ACKNOWLEDGMENT_MSG = 'Acknowledgment'
class AcknowledgementMessage(BaseMessage):
def __init__(self):
super(AcknowledgementMessage, self).__init__(type=ACKNOWLEDGMENT_MSG)
Adapter modules
Adapter
The adapter
module contains an adapter class, inheriting from BaseExperiment
, which controls the flow of the simulation. It must also contain the build_parser()
function, to parse command-line arguments, and build_adapter_with_args(args)
, to build an adapter instance from the parsed arguments.
from multiagentrl import core
from multiagentrl import messages
class ExampleExperiment(core.BaseExperiment):
def __init__(self, learn_games, test_games):
super(ExampleExperiment, self).__init__(
learn_games=learn_games,
test_games=test_games)
def execute_game(self):
pass
def build_parser():
parser = argparse.ArgumentParser(description='Run example simulation.')
parser.add_argument(
'-l', '--learn-games', dest='learn_games', type=int, default=1,
help='number of games to learn from')
parser.add_argument(
'-t', '--test-games', dest='test_games', type=int, default=1,
help='number of games to test learned policy')
return parser
def build_adapter_with_args(args):
return ExampleExperiment(
learn_games=args.learn_games,
test_games=args.test_games)
Agents
The agents
module contains agent classes to be used for action selection when the simulation is running.

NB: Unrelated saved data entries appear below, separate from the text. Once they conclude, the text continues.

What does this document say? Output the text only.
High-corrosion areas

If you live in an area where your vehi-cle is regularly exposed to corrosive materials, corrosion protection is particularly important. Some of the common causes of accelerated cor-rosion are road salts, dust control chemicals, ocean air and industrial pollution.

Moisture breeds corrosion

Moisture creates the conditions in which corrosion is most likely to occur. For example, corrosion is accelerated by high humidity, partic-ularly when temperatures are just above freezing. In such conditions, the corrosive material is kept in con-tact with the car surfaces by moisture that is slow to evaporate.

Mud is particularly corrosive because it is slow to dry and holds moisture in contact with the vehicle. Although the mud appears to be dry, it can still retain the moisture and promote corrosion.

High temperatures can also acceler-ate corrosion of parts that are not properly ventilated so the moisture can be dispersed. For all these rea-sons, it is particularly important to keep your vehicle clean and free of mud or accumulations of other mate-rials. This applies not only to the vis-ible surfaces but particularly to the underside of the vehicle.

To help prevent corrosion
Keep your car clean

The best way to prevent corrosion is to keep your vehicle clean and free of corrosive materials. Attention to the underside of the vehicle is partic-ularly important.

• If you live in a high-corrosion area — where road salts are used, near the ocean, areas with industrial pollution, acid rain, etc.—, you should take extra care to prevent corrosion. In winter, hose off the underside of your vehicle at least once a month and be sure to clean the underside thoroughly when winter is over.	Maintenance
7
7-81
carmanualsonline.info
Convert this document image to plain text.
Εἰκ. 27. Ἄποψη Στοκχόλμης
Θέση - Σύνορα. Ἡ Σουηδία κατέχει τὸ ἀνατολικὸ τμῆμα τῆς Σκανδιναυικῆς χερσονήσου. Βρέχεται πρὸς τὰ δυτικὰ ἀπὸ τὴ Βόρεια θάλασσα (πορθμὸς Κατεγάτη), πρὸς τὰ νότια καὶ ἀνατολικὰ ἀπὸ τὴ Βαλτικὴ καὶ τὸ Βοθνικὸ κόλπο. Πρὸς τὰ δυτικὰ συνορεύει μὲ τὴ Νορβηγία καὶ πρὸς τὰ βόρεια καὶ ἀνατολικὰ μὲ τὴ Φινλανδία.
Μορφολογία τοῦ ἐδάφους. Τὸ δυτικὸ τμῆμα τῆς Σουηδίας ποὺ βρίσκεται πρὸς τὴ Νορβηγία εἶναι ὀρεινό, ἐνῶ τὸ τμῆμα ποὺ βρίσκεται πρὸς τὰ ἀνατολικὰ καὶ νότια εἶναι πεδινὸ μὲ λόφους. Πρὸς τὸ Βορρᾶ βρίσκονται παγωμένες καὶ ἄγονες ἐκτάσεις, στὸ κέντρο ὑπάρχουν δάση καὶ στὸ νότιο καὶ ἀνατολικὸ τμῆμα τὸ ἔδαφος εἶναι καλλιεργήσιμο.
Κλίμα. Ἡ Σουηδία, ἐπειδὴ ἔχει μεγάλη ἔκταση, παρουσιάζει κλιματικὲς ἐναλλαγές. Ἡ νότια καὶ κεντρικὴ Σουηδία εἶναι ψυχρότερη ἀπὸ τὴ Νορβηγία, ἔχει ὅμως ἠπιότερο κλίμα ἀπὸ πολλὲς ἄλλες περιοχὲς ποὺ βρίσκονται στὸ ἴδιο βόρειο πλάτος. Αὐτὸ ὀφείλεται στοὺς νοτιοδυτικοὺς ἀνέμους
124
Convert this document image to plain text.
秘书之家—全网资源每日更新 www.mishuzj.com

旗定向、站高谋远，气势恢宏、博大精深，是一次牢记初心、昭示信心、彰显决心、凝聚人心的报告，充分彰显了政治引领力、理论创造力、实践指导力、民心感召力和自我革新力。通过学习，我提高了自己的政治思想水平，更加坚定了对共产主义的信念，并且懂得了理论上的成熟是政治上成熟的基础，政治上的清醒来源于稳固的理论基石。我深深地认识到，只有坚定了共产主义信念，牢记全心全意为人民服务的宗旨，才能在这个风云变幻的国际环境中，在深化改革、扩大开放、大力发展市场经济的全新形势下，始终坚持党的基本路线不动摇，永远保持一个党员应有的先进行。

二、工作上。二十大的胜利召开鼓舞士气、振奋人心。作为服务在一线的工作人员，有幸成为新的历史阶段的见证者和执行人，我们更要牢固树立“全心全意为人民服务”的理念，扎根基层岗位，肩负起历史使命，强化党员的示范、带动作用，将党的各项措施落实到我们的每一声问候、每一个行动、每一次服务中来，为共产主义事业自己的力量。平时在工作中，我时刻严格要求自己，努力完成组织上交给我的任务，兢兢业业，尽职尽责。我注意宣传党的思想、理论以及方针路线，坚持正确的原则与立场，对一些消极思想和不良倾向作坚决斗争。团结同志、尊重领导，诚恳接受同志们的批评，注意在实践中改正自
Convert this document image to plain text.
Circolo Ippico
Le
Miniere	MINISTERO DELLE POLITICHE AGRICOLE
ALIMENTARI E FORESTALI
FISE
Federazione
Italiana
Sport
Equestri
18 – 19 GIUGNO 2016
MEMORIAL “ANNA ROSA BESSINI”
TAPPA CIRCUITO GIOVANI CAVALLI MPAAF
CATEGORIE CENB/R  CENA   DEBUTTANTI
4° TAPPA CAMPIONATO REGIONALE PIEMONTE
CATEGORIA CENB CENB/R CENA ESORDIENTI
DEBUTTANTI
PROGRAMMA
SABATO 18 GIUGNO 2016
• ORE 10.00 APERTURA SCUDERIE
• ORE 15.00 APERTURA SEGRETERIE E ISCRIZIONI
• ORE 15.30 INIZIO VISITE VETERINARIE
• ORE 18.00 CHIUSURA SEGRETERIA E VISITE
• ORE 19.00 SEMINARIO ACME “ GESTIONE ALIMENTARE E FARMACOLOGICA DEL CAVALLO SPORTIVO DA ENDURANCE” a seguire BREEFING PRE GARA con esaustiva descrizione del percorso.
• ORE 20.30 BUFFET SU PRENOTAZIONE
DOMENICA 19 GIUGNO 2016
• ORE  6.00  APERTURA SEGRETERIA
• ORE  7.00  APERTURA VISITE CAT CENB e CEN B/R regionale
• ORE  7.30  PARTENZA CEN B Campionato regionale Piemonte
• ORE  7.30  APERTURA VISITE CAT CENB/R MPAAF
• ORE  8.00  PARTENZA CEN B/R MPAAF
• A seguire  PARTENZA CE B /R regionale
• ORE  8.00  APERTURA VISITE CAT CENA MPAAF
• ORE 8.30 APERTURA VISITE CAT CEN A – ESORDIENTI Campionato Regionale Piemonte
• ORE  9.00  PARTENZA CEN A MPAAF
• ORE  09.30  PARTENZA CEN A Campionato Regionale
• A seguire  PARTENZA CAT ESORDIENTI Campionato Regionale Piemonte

They must inherit from BaseControllerAgent
and implement its virtual methods, namely start_game
, stop_game
, learn
and act
.
The following agent selects random actions for every simulation step.
import random
from multiagentrl import core
class RandomAgent(core.BaseControllerAgent):
"""Agent that randomly selects an action."""
def __init__(self, agent_id, ally_ids, enemy_ids):
super(RandomAgent, self).__init__(agent_id)
def start_game(self):
pass
def finish_game(self):
pass
def learn(self, state, action, reward):
pass
def act(self, state, legal_actions, explore):
if legal_actions:
return random.choice(legal_actions)
Plot
The plot
module generate graphs from simulation results. It must contain the build_parser()
function, to parse command-line arguments, and plot(args)
, to plot graphs from the parsed arguments.